Scheherazade Rehman, an international business professor, said Friday that while the Faculty Senate sometimes clashes with the administration, she has seen stronger ties in the last several years since the arrival of University President Steven Knapp and Provost Steven Lerman.
Rehman, who has been a professor for 24 years, said she hopes to continue strengthening relationships that have improved under “Steve and Steve.” And she said as the University undergoes a transformation under its top leaders, faculty are increasingly working with administrators to weigh in.
“Nobody at this University is interested in standing still anymore, and I believe the Faculty Senate has adopted that mantra,” Rehman said.
The senate’s role is advisory, meaning members can submit resolutions to help shape administrators’ decisions but hold no formal power. Rehman will take control of a senate that is one-third larger than last year, with 11 additional positions that Lerman said would bring new energy and ideas.
A member of the strategic plan steering committee, Rehman met weekly with Lerman and other administrators to create a vision for GW’s next ten years. She said becoming the executive committee chair after being part of the strategic plan process will help the Faculty Senate oversee the plan’s implementation. The plan is likely to be approved by the Board of Trustees Friday.
She joined the executive committee two years ago, after serving for a year on the senate. Minutes of this year’s senate meetings show she attended only three of the monthly meetings, rarely speaking.
Rehman is the director of the European Union Research Center and travels abroad often, causing her to miss senate meetings in the past. She said the new position will likely keep her in the country more next year.
“There’s always a struggle between my academic part of the work and service,” Rehman said. “But at the same time, I know this University inside out. Being here this long, being here also as a student and watching the changes here as a faculty member.”
A three-time alumna of the University, Rehman worked as a foreign exchange trader before finishing her education and entering academia.
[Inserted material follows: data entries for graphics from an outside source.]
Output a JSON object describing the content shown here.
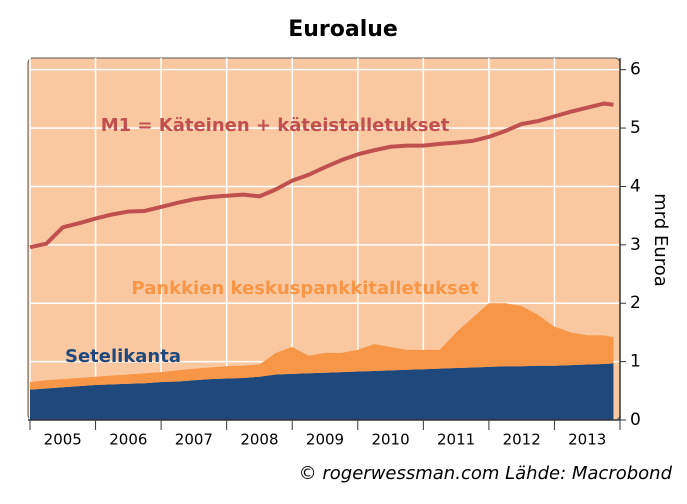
{
  "chart_data": {
    "type": "stacked-area-line",
    "title": "Euroalue",
    "y_label": "mrd Euroa",
    "footer": "© rogerwessman.com Lähde: Macrobond",
    "x": [
      2005,
      2005.25,
      2005.5,
      2005.75,
      2006,
      2006.25,
      2006.5,
      2006.75,
      2007,
      2007.25,
      2007.5,
      2007.75,
      2008,
      2008.25,
      2008.5,
      2008.75,
      2009,
      2009.25,
      2009.5,
      2009.75,
      2010,
      2010.25,
      2010.5,
      2010.75,
      2011,
      2011.25,
      2011.5,
      2011.75,
      2012,
      2012.25,
      2012.5,
      2012.75,
      2013,
      2013.25,
      2013.5,
      2013.75,
      2013.9
    ],
    "series": [
      {
        "name": "Setelikanta",
        "kind": "area",
        "color": "#1f497d",
        "values": [
          0.52,
          0.54,
          0.56,
          0.58,
          0.6,
          0.61,
          0.62,
          0.63,
          0.65,
          0.66,
          0.68,
          0.7,
          0.71,
          0.72,
          0.74,
          0.78,
          0.79,
          0.8,
          0.81,
          0.82,
          0.83,
          0.84,
          0.85,
          0.86,
          0.87,
          0.88,
          0.89,
          0.9,
          0.91,
          0.92,
          0.92,
          0.93,
          0.93,
          0.94,
          0.95,
          0.96,
          0.97
        ]
      },
      {
        "name": "Pankkien keskuspankkitalletukset",
        "kind": "area",
        "color": "#f79646",
        "values": [
          0.13,
          0.14,
          0.14,
          0.14,
          0.14,
          0.15,
          0.16,
          0.17,
          0.17,
          0.19,
          0.2,
          0.2,
          0.21,
          0.21,
          0.21,
          0.37,
          0.46,
          0.3,
          0.34,
          0.33,
          0.37,
          0.46,
          0.4,
          0.34,
          0.33,
          0.32,
          0.61,
          0.85,
          1.09,
          1.08,
          1.03,
          0.87,
          0.67,
          0.56,
          0.5,
          0.49,
          0.45
        ]
      },
      {
        "name": "M1 = Käteinen + käteistalletukset",
        "kind": "line",
        "color": "#c0504d",
        "values": [
          2.96,
          3.02,
          3.3,
          3.37,
          3.45,
          3.52,
          3.57,
          3.58,
          3.65,
          3.72,
          3.78,
          3.82,
          3.84,
          3.86,
          3.83,
          3.95,
          4.1,
          4.2,
          4.33,
          4.45,
          4.55,
          4.62,
          4.68,
          4.7,
          4.7,
          4.73,
          4.75,
          4.78,
          4.85,
          4.95,
          5.07,
          5.12,
          5.2,
          5.28,
          5.35,
          5.42,
          5.4
        ]
      }
    ],
    "xlim": [
      2005,
      2014
    ],
    "xticks": [
      2005,
      2006,
      2007,
      2008,
      2009,
      2010,
      2011,
      2012,
      2013
    ],
    "ylim": [
      0,
      6.2
    ],
    "yticks": [
      0,
      1,
      2,
      3,
      4,
      5,
      6
    ],
    "grid": true,
    "plot_background": "#fac8a0"
  }
}
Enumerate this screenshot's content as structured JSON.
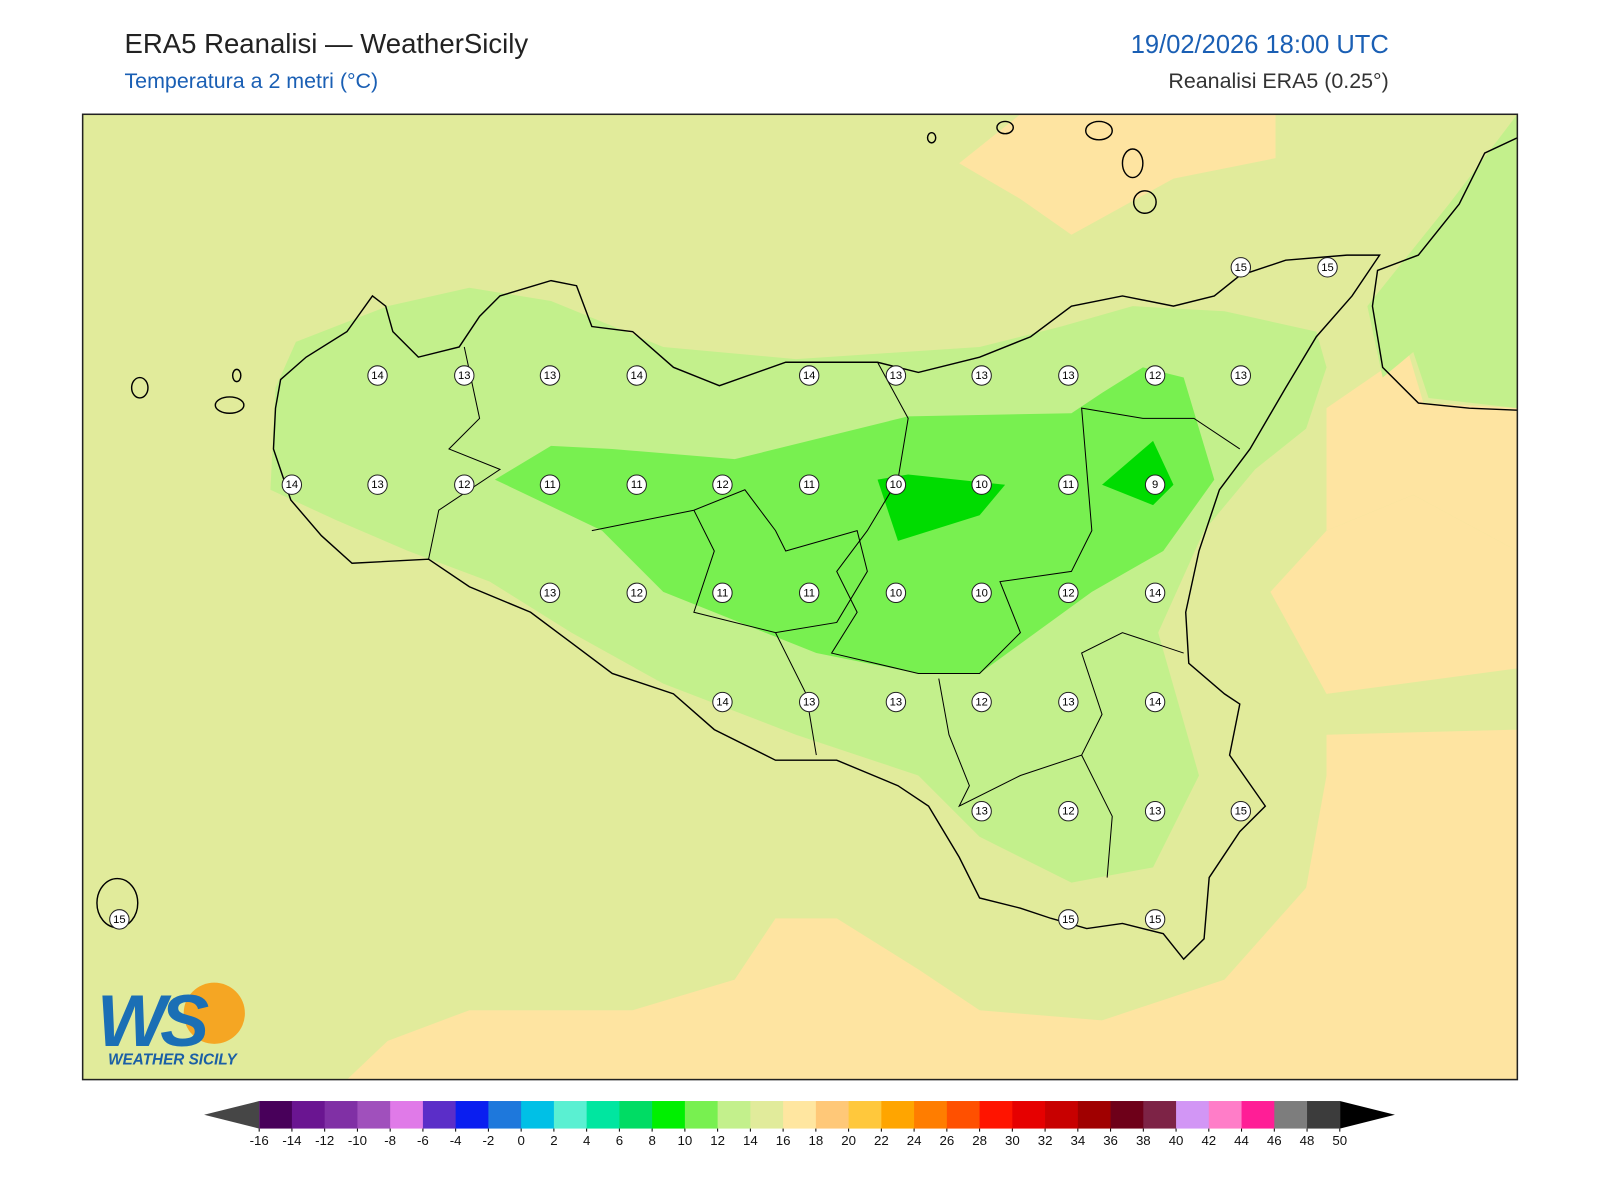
{
  "header": {
    "title": "ERA5 Reanalisi — WeatherSicily",
    "subtitle": "Temperatura a 2 metri (°C)",
    "datetime": "19/02/2026 18:00 UTC",
    "source": "Reanalisi ERA5 (0.25°)"
  },
  "map": {
    "values": [
      15,
      15,
      14,
      13,
      13,
      14,
      14,
      13,
      13,
      13,
      12,
      13,
      14,
      13,
      12,
      11,
      11,
      12,
      11,
      10,
      10,
      11,
      9,
      13,
      12,
      11,
      11,
      10,
      10,
      12,
      14,
      14,
      13,
      13,
      12,
      13,
      14,
      13,
      12,
      13,
      15,
      15,
      15,
      15
    ]
  },
  "colorbar": {
    "ticks": [
      -16,
      -14,
      -12,
      -10,
      -8,
      -6,
      -4,
      -2,
      0,
      2,
      4,
      6,
      8,
      10,
      12,
      14,
      16,
      18,
      20,
      22,
      24,
      26,
      28,
      30,
      32,
      34,
      36,
      38,
      40,
      42,
      44,
      46,
      48,
      50
    ],
    "colors": [
      "#48005a",
      "#6a1591",
      "#8030a5",
      "#a050bc",
      "#e07ae8",
      "#5b2ec8",
      "#0a1ef0",
      "#1e78dc",
      "#00c0e6",
      "#5af0d2",
      "#00e6a0",
      "#00dc64",
      "#00f000",
      "#78f050",
      "#c3f08c",
      "#e1eb9b",
      "#ffe6a0",
      "#ffc878",
      "#ffc83c",
      "#ffa500",
      "#ff7d00",
      "#ff5000",
      "#ff1400",
      "#e60000",
      "#c80000",
      "#a00000",
      "#6e0019",
      "#7d2346",
      "#d296f5",
      "#ff7dc8",
      "#ff1e96",
      "#7d7d7d",
      "#3c3c3c"
    ],
    "under_color": "#464646",
    "over_color": "#000000"
  },
  "logo": {
    "mark": "WS",
    "name": "WEATHER SICILY"
  }
}
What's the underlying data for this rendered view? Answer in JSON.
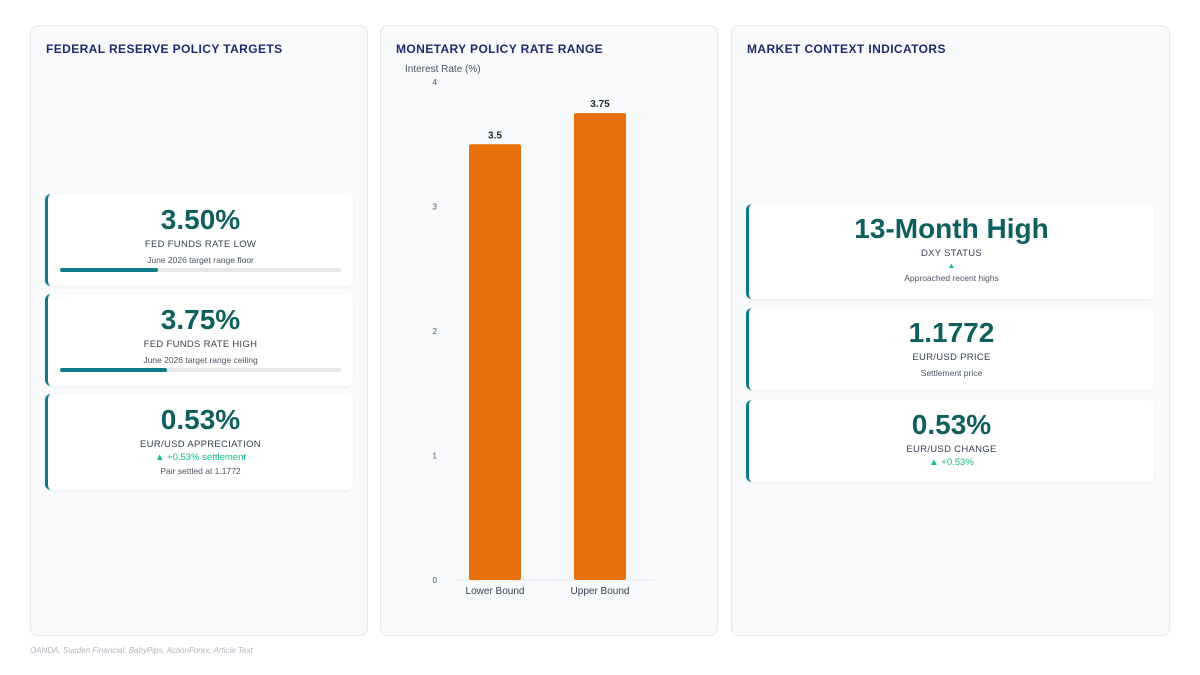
{
  "left_panel": {
    "title": "FEDERAL RESERVE POLICY TARGETS",
    "cards": [
      {
        "value": "3.50%",
        "label": "FED FUNDS RATE LOW",
        "sub": "June 2026 target range floor",
        "progress": 0.35
      },
      {
        "value": "3.75%",
        "label": "FED FUNDS RATE HIGH",
        "sub": "June 2026 target range ceiling",
        "progress": 0.38
      },
      {
        "value": "0.53%",
        "label": "EUR/USD APPRECIATION",
        "change": "▲ +0.53% settlement",
        "sub": "Pair settled at 1.1772"
      }
    ]
  },
  "middle_panel": {
    "title": "MONETARY POLICY RATE RANGE"
  },
  "chart_data": {
    "type": "bar",
    "categories": [
      "Lower Bound",
      "Upper Bound"
    ],
    "values": [
      3.5,
      3.75
    ],
    "data_labels": [
      "3.5",
      "3.75"
    ],
    "title": "MONETARY POLICY RATE RANGE",
    "xlabel": "",
    "ylabel": "Interest Rate (%)",
    "ylim": [
      0,
      4
    ],
    "yticks": [
      "0",
      "1",
      "2",
      "3",
      "4"
    ],
    "grid": false,
    "bar_color": "#e8700a"
  },
  "right_panel": {
    "title": "MARKET CONTEXT INDICATORS",
    "cards": [
      {
        "value": "13-Month High",
        "label": "DXY STATUS",
        "arrow": "▲",
        "sub": "Approached recent highs"
      },
      {
        "value": "1.1772",
        "label": "EUR/USD PRICE",
        "sub": "Settlement price"
      },
      {
        "value": "0.53%",
        "label": "EUR/USD CHANGE",
        "change": "▲ +0.53%"
      }
    ]
  },
  "footer": {
    "sources": "OANDA, Sucden Financial, BabyPips, ActionForex, Article Text"
  },
  "colors": {
    "accent": "#0e7b86",
    "value_text": "#0f5f5e",
    "positive": "#10b981",
    "bar": "#e8700a",
    "title": "#1e2a6b"
  }
}
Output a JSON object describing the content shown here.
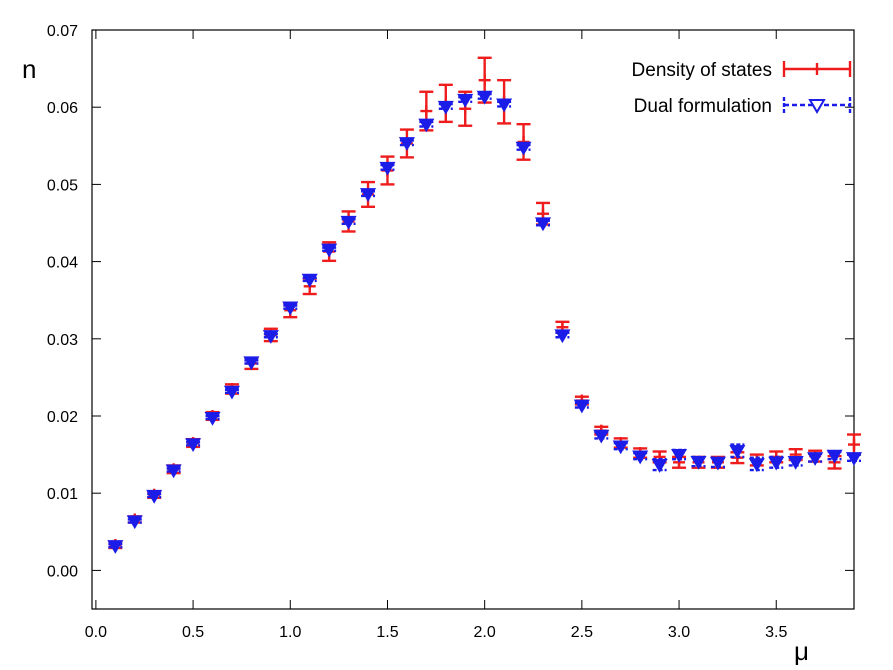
{
  "chart_data": {
    "type": "scatter",
    "title": "",
    "xlabel": "μ",
    "ylabel": "n",
    "xlim": [
      -0.02,
      3.9
    ],
    "ylim": [
      -0.005,
      0.07
    ],
    "xticks": [
      "0.0",
      "0.5",
      "1.0",
      "1.5",
      "2.0",
      "2.5",
      "3.0",
      "3.5"
    ],
    "xtick_values": [
      0.0,
      0.5,
      1.0,
      1.5,
      2.0,
      2.5,
      3.0,
      3.5
    ],
    "yticks": [
      "0.00",
      "0.01",
      "0.02",
      "0.03",
      "0.04",
      "0.05",
      "0.06",
      "0.07"
    ],
    "ytick_values": [
      0.0,
      0.01,
      0.02,
      0.03,
      0.04,
      0.05,
      0.06,
      0.07
    ],
    "grid": false,
    "legend_position": "top-right",
    "series": [
      {
        "name": "Density of states",
        "color": "#ee1c1c",
        "marker": "plus-errorbar",
        "x": [
          0.1,
          0.2,
          0.3,
          0.4,
          0.5,
          0.6,
          0.7,
          0.8,
          0.9,
          1.0,
          1.1,
          1.2,
          1.3,
          1.4,
          1.5,
          1.6,
          1.7,
          1.8,
          1.9,
          2.0,
          2.1,
          2.2,
          2.3,
          2.4,
          2.5,
          2.6,
          2.7,
          2.8,
          2.9,
          3.0,
          3.1,
          3.2,
          3.3,
          3.4,
          3.5,
          3.6,
          3.7,
          3.8,
          3.9
        ],
        "y": [
          0.0033,
          0.0066,
          0.0098,
          0.0131,
          0.0165,
          0.02,
          0.0235,
          0.0268,
          0.0305,
          0.0337,
          0.0368,
          0.0413,
          0.0452,
          0.0487,
          0.0518,
          0.0553,
          0.0595,
          0.0605,
          0.0598,
          0.0635,
          0.0607,
          0.0555,
          0.0462,
          0.0315,
          0.022,
          0.0181,
          0.0165,
          0.0152,
          0.0147,
          0.014,
          0.014,
          0.014,
          0.0146,
          0.0143,
          0.0147,
          0.015,
          0.0148,
          0.014,
          0.0163
        ],
        "err": [
          0.0004,
          0.0004,
          0.0004,
          0.0005,
          0.0005,
          0.0005,
          0.0006,
          0.0007,
          0.0008,
          0.0009,
          0.001,
          0.0012,
          0.0013,
          0.0016,
          0.0018,
          0.0018,
          0.0025,
          0.0024,
          0.0022,
          0.0029,
          0.0028,
          0.0023,
          0.0014,
          0.0007,
          0.0005,
          0.0005,
          0.0006,
          0.0006,
          0.0007,
          0.0007,
          0.0007,
          0.0007,
          0.0007,
          0.0007,
          0.0007,
          0.0007,
          0.0007,
          0.0008,
          0.0013
        ]
      },
      {
        "name": "Dual formulation",
        "color": "#1c1ce8",
        "marker": "triangle-down",
        "x": [
          0.1,
          0.2,
          0.3,
          0.4,
          0.5,
          0.6,
          0.7,
          0.8,
          0.9,
          1.0,
          1.1,
          1.2,
          1.3,
          1.4,
          1.5,
          1.6,
          1.7,
          1.8,
          1.9,
          2.0,
          2.1,
          2.2,
          2.3,
          2.4,
          2.5,
          2.6,
          2.7,
          2.8,
          2.9,
          3.0,
          3.1,
          3.2,
          3.3,
          3.4,
          3.5,
          3.6,
          3.7,
          3.8,
          3.9
        ],
        "y": [
          0.0032,
          0.0064,
          0.0097,
          0.013,
          0.0164,
          0.0198,
          0.0232,
          0.027,
          0.0304,
          0.0341,
          0.0377,
          0.0416,
          0.0452,
          0.0488,
          0.0522,
          0.0554,
          0.0578,
          0.0601,
          0.061,
          0.0614,
          0.0604,
          0.0548,
          0.045,
          0.0305,
          0.0214,
          0.0175,
          0.0161,
          0.0148,
          0.0137,
          0.015,
          0.0141,
          0.014,
          0.0155,
          0.0138,
          0.014,
          0.0141,
          0.0146,
          0.0149,
          0.0146
        ],
        "err": [
          0.0002,
          0.0002,
          0.0002,
          0.0002,
          0.0002,
          0.0002,
          0.0002,
          0.0002,
          0.0002,
          0.0002,
          0.0002,
          0.0002,
          0.0003,
          0.0003,
          0.0003,
          0.0003,
          0.0003,
          0.0003,
          0.0003,
          0.0003,
          0.0003,
          0.0003,
          0.0003,
          0.0003,
          0.0003,
          0.0004,
          0.0004,
          0.0004,
          0.0007,
          0.0006,
          0.0006,
          0.0006,
          0.0008,
          0.0008,
          0.0007,
          0.0005,
          0.0005,
          0.0005,
          0.0004
        ]
      }
    ]
  }
}
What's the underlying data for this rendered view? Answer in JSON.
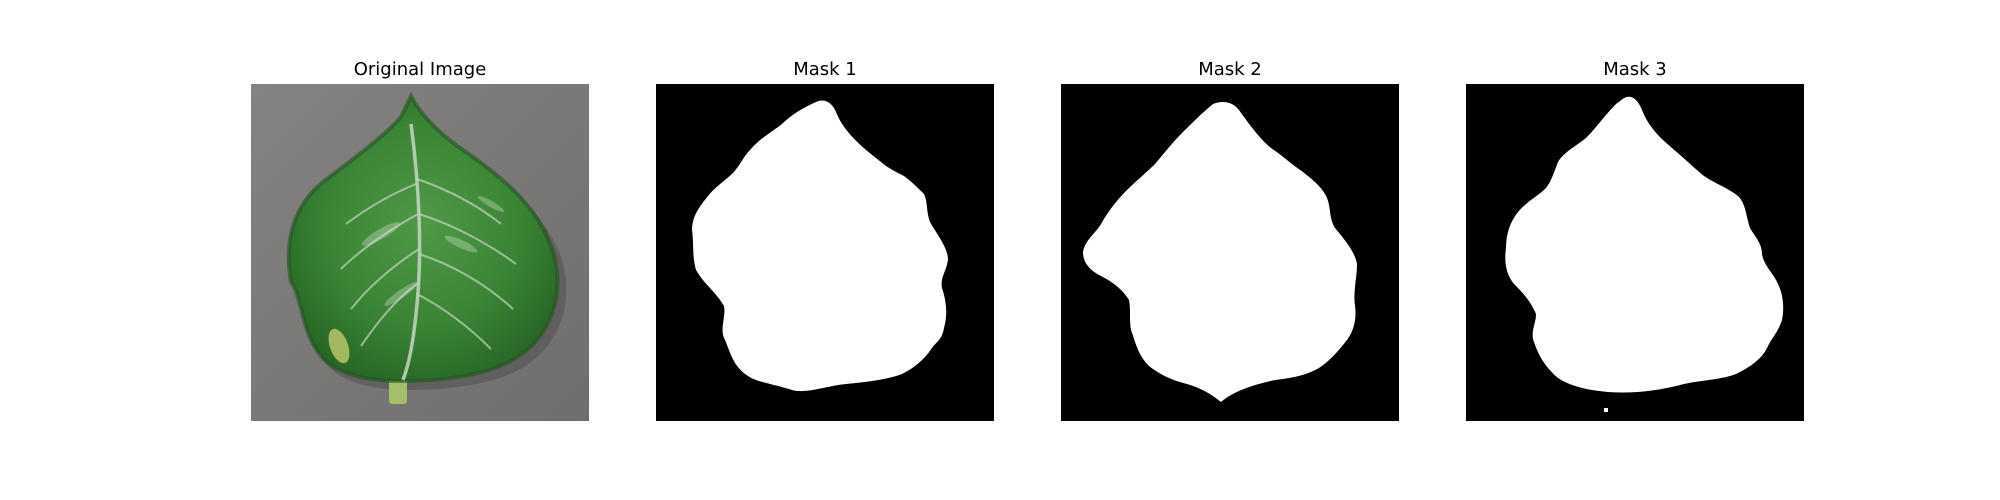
{
  "figure": {
    "panels": [
      {
        "title": "Original Image",
        "kind": "photo"
      },
      {
        "title": "Mask 1",
        "kind": "mask"
      },
      {
        "title": "Mask 2",
        "kind": "mask"
      },
      {
        "title": "Mask 3",
        "kind": "mask"
      }
    ],
    "colors": {
      "background": "#ffffff",
      "mask_background": "#000000",
      "mask_foreground": "#ffffff",
      "photo_background": "#7d7b7a",
      "leaf_dark": "#2a6b2a",
      "leaf_mid": "#3f8a3b",
      "leaf_light": "#5aa552",
      "vein": "#c7d5c4",
      "stem": "#a2c06a"
    }
  }
}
As well as implementing the strategic plan, Rehman said she hopes to improve the global scope of the University and increase diversity awareness efforts. She said the faculty will work with administrators as GW increases its presence in countries such as China and improves diversity on campus.
Anthony Yezer, chair of the Faculty Senate research committee, said the senate has been less active in recent years, which he said may be an indicator of faculty contentment, or, more likely, a “lack of confidence” in the senate.
“If the senate isn’t doing much, then the faculty thinks the senate can’t do much,” Yezer said. He criticized the executive committee for not pushing forward with many important resolutions in recent years.
Donald Parsons, an economics professor and long-serving member of the Faculty Senate called the executive committee dysfunctional, saying it is a “lunch group” that meets with the president and provost each month.
“You don’t really expect much,” Parsons said. “Every once in a while you’ll have a committee where you’ll have some very projective person and they’ll take it somewhere, but most of them you just plop down something unless there’s some leadership somewhere.”
Former executive committee chair Michael Castleberry said it was better for the executive committee to communicate with the administration than pass multiple resolutions, calling the senate meetings “the most collaborative environment for sharing information.”
Lerman, who previously served as the chair of the Massachusetts Institute of Technology faculty, said the number of resolutions passed was not the way to evaluate the success of the senate, adding that much of the interaction between the executive committee and the administration was more casual.
“It’s much more an informal backchannel that complements the more formal channels that happen through the committees of the senate. And I think it’s very healthy, it allows for multiple things to get caught. And if it’s going to be a problem, I’d rather it was sooner rather than later to find out about it,” Lerman said.